I fired up my Artifacts project, pasted in the above JSON and prompted it like this:
Build a tool where I can paste JSON like this into a textarea and the result will be rendered in a neat way—it should should intersperse text with citations, where each citation has the cited_text rendered in a blockquote
It helped me build this tool (follow-up prompt here), which lets you paste in JSON and produces a rendered version of the text:
Now I need to design an abstraction layer for LLM
I’d like to upgrade my LLM tool and llm-claude-3 plugin to include support for this new feature... but doing so is going to be relatively non-trivial.
The problem is that LLM currently bakes in an assumption that all LLMs respond with a stream of text.
With citations, this is no longer true! Claude is now returning chunks of text that aren’t just a plain string—they are annotated with citations, which need to be stored and processed somehow by the LLM library.
This isn’t the only edge-case of this type. DeepSeek recently released their Reasoner API which has a similar problem: it can return two different types of text, one showing reasoning text and one showing final content. I described those differences here.
I’ve opened a design issue to tackle this challenge in the LLM repository: Design an abstraction for responses that are not just a stream of text.

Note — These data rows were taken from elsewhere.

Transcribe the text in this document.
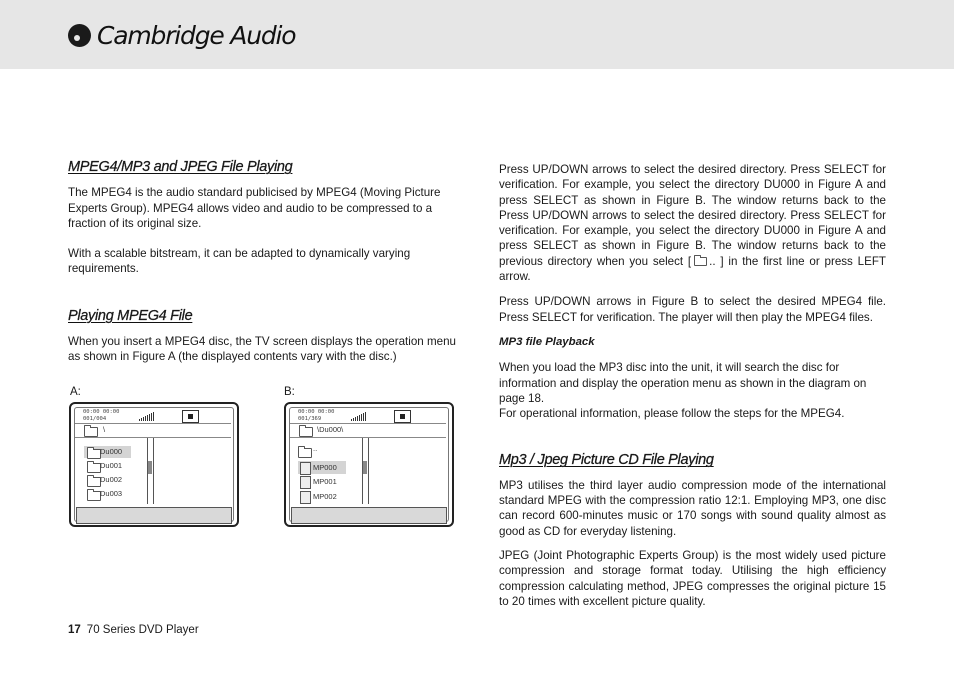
Cambridge Audio
MPEG4/MP3 and JPEG File Playing

The MPEG4 is the audio standard publicised by MPEG4 (Moving Picture Experts Group). MPEG4 allows video and audio to be compressed to a fraction of its original size.

With a scalable bitstream, it can be adapted to dynamically varying requirements.

Playing MPEG4 File

When you insert a MPEG4 disc, the TV screen displays the operation menu as shown in Figure A (the displayed contents vary with the disc.)

A:
00:00 00:00
001/004
\
Du000
Du001
Du002
Du003
B:
00:00 00:00
001/369
\Du000\
..
MP000
MP001
MP002

Press UP/DOWN arrows to select the desired directory. Press SELECT for verification. For example, you select the directory DU000 in Figure A and press SELECT as shown in Figure B. The window returns back to the Press UP/DOWN arrows to select the desired directory. Press SELECT for verification. For example, you select the directory DU000 in Figure A and press SELECT as shown in Figure B. The window returns back to the previous directory when you select [ .. ] in the first line or press LEFT arrow.

Press UP/DOWN arrows in Figure B to select the desired MPEG4 file. Press SELECT for verification. The player will then play the MPEG4 files.

MP3 file Playback

When you load the MP3 disc into the unit, it will search the disc for information and display the operation menu as shown in the diagram on page 18.

For operational information, please follow the steps for the MPEG4.

Mp3 / Jpeg Picture CD File Playing

MP3 utilises the third layer audio compression mode of the international standard MPEG with the compression ratio 12:1. Employing MP3, one disc can record 600-minutes music or 170 songs with sound quality almost as good as CD for everyday listening.

JPEG (Joint Photographic Experts Group) is the most widely used picture compression and storage format today. Utilising the high efficiency compression calculating method, JPEG compresses the original picture 15 to 20 times with excellent picture quality.

17 70 Series DVD Player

Anthropic’s strategy contrasted with OpenAI
Another interesting aspect of this release is how it helps illustrate a strategic difference between Anthropic and OpenAI.
OpenAI are increasingly behaving like a consumer products company. They just made a big splash with their Operator browser-automation agent system—a much more polished, consumer-product version of Anthropic’s own Computer Use demo from a few months ago.
Meanwhile, Anthropic are clearly focused much more on the developer / “enterprise” market. This Citations feature is API-only and directly addresses a specific need that developers trying to build reliable RAG systems on top of their platform may not even have realized they had.